My Grandfather’s Voice

Brooke Rucker

CAF Associate Brooke Rucker reflects on listening to her grandfather, Tom Regan, in an interview from 2001, produced for the Recording Animal Advocacy Oral History Project.

I did not realize I remembered what my grandfather’s voice sounded like until I pressed play on the recording of his interview with Charles Hardy. Tom Regan’s tone and cadence were exactly how I recall them, although I remember his voice more vividly when he would help me and my cousins pick the perfect pumpkin for Halloween, or as he would call out the answers in Jeopardy! Despite all his intelligence and insight, he rarely spoke to me about anything to do with animal rights, which made sense for the time. My younger self was more preoccupied with the coloring books he and my grandma kept behind the couch, and I did not realize all the education that I could have gained from him until it was too late.

Tom Regan led the March for Animals, 1990

The fact that I was never able to engage in distinctly philosophical discussions with him made listening to this interview feel all the more special, as I am now able to comprehend and agree with the valuable adages he provides during this extensive piece, provided by Columbia University. His words surprised me a few times in this interview, namely when he brought up the institutions that lie behind the evils we see in today’s world, and how these institutions are truly the ones to blame. Even though the interview was recorded in 2001, these same sentiments seem more relevant than ever, with a select few people controlling almost entire industries. Whether with food production companies like Tyson Foods Inc. or delivery services such as Amazon, our society continues to be dominated by corporations that support the use and abuse of animals.

Inevitably, I wonder if my grandfather would be disappointed in the progression of our society. At one point during the interview, he discusses the second March for the Animals that took place in 1996, but with a critical perspective due to an unfamiliar sense of commercialization, as manufacturers lined the streets during the march trying to sell certain products. He recalled that these companies were not present during the first event (in 1990), and that, ultimately, the failure of the movement was strongly linked to this new profit-oriented attitude. It seems as if his main issue with commercialization goes back to another one of his major arguments about the detriments of our society’s mindless consumer culture, and how animals get caught up in it. Evidently, this remains—or has grown—as a problem in today’s world.

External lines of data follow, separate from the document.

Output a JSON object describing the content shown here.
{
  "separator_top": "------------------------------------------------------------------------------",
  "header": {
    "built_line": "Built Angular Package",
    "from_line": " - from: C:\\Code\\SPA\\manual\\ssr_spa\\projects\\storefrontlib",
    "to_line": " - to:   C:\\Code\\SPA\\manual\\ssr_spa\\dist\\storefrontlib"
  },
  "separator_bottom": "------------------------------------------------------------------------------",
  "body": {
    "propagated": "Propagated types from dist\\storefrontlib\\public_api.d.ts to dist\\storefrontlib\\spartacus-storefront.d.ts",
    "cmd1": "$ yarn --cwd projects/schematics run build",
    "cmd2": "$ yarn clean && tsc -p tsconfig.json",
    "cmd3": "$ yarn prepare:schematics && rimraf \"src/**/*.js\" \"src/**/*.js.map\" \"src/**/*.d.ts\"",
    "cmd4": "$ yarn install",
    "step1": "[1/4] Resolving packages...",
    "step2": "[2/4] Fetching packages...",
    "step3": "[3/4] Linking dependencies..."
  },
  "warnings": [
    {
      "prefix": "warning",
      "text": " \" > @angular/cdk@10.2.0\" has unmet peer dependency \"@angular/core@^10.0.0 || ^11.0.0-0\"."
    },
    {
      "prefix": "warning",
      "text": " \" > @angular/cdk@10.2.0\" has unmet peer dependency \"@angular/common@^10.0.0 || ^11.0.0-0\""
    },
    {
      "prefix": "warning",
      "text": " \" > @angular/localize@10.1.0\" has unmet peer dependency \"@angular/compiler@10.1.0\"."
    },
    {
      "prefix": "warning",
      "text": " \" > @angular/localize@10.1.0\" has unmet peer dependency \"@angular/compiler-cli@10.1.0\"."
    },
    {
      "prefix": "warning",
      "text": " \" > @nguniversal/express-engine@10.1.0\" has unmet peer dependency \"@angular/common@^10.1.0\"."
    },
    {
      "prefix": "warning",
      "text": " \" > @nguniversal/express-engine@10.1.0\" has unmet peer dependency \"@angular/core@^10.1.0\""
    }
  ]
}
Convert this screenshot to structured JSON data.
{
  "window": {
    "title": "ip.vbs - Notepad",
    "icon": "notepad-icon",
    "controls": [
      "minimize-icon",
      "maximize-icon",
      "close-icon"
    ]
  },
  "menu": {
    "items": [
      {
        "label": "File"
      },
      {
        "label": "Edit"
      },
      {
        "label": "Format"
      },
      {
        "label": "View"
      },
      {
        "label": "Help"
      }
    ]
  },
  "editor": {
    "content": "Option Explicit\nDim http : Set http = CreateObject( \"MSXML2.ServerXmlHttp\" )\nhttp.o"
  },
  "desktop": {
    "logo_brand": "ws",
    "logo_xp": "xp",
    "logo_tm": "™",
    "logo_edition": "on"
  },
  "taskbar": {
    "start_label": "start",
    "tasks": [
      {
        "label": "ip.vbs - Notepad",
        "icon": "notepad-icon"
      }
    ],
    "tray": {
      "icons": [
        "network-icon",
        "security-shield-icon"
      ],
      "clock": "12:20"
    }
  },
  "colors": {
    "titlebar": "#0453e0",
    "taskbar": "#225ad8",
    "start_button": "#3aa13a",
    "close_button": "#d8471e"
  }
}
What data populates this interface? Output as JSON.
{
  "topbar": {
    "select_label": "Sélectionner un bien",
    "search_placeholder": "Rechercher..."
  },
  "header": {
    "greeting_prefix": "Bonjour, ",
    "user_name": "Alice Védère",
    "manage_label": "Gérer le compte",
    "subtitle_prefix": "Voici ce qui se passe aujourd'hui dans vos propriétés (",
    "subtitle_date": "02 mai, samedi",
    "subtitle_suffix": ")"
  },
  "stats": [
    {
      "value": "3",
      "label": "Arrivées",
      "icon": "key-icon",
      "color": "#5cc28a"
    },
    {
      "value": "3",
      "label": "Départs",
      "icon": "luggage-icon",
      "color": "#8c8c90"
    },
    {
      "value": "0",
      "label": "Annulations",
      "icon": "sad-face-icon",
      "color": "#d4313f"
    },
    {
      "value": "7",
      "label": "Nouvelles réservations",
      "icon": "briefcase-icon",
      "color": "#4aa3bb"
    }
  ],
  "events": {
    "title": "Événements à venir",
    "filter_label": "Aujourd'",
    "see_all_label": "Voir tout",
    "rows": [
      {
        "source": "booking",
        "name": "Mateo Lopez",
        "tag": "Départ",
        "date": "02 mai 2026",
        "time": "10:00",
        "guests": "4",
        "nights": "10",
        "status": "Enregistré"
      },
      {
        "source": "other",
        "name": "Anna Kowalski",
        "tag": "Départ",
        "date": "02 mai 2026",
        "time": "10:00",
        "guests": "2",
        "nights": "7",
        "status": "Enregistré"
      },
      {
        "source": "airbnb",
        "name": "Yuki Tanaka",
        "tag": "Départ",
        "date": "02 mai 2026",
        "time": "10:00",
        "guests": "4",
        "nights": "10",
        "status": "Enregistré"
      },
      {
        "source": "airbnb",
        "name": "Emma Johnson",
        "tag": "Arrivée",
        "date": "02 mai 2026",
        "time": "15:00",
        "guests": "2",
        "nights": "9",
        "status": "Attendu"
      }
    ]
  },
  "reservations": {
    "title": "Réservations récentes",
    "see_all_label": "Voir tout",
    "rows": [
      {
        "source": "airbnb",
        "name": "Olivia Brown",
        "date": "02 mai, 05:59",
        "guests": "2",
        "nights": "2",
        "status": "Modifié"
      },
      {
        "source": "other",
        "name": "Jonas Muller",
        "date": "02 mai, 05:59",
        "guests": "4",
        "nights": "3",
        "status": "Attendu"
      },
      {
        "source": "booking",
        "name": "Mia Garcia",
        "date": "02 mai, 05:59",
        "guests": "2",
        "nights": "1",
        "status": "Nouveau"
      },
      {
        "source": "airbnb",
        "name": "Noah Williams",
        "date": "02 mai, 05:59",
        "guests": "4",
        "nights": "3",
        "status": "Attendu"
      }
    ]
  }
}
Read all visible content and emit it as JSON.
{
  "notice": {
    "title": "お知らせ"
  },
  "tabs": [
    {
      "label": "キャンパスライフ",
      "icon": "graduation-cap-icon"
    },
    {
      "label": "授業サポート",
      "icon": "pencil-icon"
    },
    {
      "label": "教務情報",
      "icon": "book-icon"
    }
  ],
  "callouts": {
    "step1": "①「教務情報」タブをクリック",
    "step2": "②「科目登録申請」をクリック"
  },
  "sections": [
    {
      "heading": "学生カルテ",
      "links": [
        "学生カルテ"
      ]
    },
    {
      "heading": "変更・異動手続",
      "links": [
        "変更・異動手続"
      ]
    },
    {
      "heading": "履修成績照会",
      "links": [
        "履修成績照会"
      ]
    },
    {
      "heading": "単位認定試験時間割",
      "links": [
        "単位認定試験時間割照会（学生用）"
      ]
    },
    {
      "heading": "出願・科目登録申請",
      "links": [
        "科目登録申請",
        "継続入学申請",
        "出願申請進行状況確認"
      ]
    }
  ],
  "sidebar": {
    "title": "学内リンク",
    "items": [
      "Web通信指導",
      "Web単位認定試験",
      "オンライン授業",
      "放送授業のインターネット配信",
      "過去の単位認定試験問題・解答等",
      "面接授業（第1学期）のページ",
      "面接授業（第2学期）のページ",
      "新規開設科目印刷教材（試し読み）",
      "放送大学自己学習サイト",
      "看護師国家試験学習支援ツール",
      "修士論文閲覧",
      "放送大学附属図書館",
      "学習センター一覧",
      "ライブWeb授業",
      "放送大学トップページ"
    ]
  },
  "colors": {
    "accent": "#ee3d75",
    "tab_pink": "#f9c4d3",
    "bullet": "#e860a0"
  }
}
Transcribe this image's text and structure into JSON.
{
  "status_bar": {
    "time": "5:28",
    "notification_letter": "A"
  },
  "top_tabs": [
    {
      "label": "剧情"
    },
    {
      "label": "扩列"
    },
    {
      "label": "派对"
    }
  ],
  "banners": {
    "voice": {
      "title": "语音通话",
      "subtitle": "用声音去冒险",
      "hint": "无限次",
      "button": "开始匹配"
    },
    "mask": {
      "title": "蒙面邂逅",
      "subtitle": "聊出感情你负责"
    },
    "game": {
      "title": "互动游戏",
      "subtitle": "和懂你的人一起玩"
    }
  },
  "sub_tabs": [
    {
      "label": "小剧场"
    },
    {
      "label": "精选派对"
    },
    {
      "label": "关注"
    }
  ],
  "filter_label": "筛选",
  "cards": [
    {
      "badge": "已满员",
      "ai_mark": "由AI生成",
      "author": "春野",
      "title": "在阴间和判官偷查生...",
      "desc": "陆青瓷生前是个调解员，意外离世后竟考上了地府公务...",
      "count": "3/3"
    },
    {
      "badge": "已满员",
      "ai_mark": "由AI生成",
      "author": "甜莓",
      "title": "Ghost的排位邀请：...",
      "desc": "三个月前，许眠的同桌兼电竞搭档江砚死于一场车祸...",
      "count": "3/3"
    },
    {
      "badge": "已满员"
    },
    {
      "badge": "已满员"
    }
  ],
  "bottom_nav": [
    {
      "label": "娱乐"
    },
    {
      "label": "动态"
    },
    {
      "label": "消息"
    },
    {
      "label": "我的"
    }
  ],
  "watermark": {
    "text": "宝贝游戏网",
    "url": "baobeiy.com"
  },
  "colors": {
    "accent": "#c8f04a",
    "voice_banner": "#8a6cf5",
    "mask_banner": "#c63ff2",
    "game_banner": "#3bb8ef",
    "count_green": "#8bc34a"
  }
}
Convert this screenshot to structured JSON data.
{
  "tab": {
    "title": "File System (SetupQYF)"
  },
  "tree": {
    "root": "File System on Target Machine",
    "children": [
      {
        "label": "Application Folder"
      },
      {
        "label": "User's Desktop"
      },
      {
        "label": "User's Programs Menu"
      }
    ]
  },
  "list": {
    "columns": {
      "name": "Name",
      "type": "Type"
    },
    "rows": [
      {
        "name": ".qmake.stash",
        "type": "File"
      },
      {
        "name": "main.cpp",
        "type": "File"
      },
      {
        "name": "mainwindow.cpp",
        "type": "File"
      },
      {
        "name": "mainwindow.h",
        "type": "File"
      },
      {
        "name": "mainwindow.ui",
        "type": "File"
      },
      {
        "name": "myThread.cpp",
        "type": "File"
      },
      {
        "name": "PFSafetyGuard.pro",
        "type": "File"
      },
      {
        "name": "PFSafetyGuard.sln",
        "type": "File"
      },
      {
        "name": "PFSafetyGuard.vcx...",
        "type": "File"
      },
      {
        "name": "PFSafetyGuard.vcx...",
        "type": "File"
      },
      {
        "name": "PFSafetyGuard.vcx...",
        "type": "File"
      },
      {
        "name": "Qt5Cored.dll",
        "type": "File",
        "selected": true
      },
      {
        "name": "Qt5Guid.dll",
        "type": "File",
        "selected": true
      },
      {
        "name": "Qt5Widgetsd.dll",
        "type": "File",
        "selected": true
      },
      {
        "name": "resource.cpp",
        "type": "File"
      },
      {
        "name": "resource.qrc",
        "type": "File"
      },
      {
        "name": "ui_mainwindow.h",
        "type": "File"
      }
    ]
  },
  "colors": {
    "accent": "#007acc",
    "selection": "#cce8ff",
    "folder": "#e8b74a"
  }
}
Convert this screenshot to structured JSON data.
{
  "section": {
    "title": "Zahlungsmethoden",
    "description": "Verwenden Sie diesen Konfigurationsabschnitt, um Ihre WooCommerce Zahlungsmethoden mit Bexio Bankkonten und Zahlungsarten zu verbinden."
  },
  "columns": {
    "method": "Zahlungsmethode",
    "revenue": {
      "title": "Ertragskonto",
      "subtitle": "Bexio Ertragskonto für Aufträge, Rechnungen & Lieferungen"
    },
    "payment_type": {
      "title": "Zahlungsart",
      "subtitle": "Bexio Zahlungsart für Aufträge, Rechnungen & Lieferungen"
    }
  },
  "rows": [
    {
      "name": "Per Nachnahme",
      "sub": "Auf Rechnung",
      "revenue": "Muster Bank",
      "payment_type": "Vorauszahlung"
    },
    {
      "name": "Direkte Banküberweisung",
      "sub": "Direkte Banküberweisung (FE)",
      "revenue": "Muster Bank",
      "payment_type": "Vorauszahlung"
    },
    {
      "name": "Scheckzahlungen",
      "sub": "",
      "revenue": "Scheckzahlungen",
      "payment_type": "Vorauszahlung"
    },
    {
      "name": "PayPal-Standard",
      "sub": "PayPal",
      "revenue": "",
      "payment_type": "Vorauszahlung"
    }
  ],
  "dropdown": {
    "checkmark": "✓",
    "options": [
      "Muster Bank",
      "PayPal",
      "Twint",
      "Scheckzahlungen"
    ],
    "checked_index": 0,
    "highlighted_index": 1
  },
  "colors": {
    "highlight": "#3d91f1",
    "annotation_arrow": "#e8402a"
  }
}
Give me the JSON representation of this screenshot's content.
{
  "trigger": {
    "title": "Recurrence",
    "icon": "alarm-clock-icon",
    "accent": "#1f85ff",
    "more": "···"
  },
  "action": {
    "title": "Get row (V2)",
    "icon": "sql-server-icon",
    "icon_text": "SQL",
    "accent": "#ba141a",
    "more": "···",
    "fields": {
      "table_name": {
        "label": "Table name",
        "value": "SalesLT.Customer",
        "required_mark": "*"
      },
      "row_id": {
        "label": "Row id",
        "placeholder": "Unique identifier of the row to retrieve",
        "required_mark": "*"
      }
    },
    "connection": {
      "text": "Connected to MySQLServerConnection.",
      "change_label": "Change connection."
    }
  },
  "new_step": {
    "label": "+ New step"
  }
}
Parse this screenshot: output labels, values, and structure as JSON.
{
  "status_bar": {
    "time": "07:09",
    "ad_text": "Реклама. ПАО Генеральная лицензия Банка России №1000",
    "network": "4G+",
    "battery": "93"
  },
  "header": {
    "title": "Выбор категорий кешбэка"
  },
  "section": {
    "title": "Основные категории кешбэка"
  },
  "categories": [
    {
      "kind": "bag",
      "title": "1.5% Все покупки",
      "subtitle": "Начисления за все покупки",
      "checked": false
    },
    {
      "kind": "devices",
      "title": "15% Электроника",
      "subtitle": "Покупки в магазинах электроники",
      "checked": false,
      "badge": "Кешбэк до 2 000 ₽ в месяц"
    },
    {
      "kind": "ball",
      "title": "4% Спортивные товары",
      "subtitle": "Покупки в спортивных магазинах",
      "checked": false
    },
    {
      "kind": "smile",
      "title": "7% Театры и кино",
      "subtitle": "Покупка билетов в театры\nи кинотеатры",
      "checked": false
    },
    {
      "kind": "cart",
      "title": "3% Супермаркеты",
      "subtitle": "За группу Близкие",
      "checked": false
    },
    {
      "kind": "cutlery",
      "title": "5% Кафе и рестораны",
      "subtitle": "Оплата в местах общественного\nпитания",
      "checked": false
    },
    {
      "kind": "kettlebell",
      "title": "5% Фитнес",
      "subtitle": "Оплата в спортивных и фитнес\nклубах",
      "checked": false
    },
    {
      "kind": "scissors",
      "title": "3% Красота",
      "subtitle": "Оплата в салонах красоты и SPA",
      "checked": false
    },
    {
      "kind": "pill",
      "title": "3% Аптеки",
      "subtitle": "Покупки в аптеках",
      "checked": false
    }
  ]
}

It is difficult to be fully informed about and aware of the food we consume, of where we purchase our clothes, of the products we buy; yet there is a sense of obligation to continue the cycle of consumption. The true source of this culture is elusive, but I believe that my grandfather was as close as anyone in saying that these institutions are the instigators of our present way of life, and that they are the true root of evil within our world—or at least, evil from an animal rights perspective.

But the interview was not only about the negatives of our world. He also recounted a couple of his life experiences, one of which my own mother was involved in. This was the famous National Institutes of Health (NIH) sit-in (left) against animal experimentation in 1985, in which about a hundred people occupied the eighth floor of the NIH offices, resulting in funding cuts for the animal lab in question and an investigation. It was a peaceful protest that marked an important shift in the animal rights movement, demonstrating that real change was possible through civil disobedience.

An equally significant section of the interview had to do with his writing process for his major work, The Case for Animal Rights. He described a feeling of pure excitement in writing this book, even bringing a pen and paper to write down any ideas or notes while on his long runs. Both of these experiences made an impression on me, for different reasons. With the NIH sit-in, hearing success stories for the animal rights movement is almost always heartening. Events like these show that change is attainable, even when it seems impossible in the face of daunting authority. On the other hand, hearing about his experience in writing The Case for Animal Rights was inspiring from an artistic perspective. His descriptions of the happiness and motivation that he experienced while writing are feelings that artists of any kind strive for.

I often think back to any regrets I have about the end of my grandfather’s life—if I could have been more understanding, more helpful. While I don’t necessarily feel as if I should have changed any of my actions, I do wish that during that period of my life, I had been more mature so I could have spoken to him about topics like those that he covered in this interview. Despite these sentiments, I feel thankful that I am still able to experience his words after his passing, and that his beliefs are preserved in books, videos, articles, archives, the Culture & Animals Foundation website, and in the memories of my family members.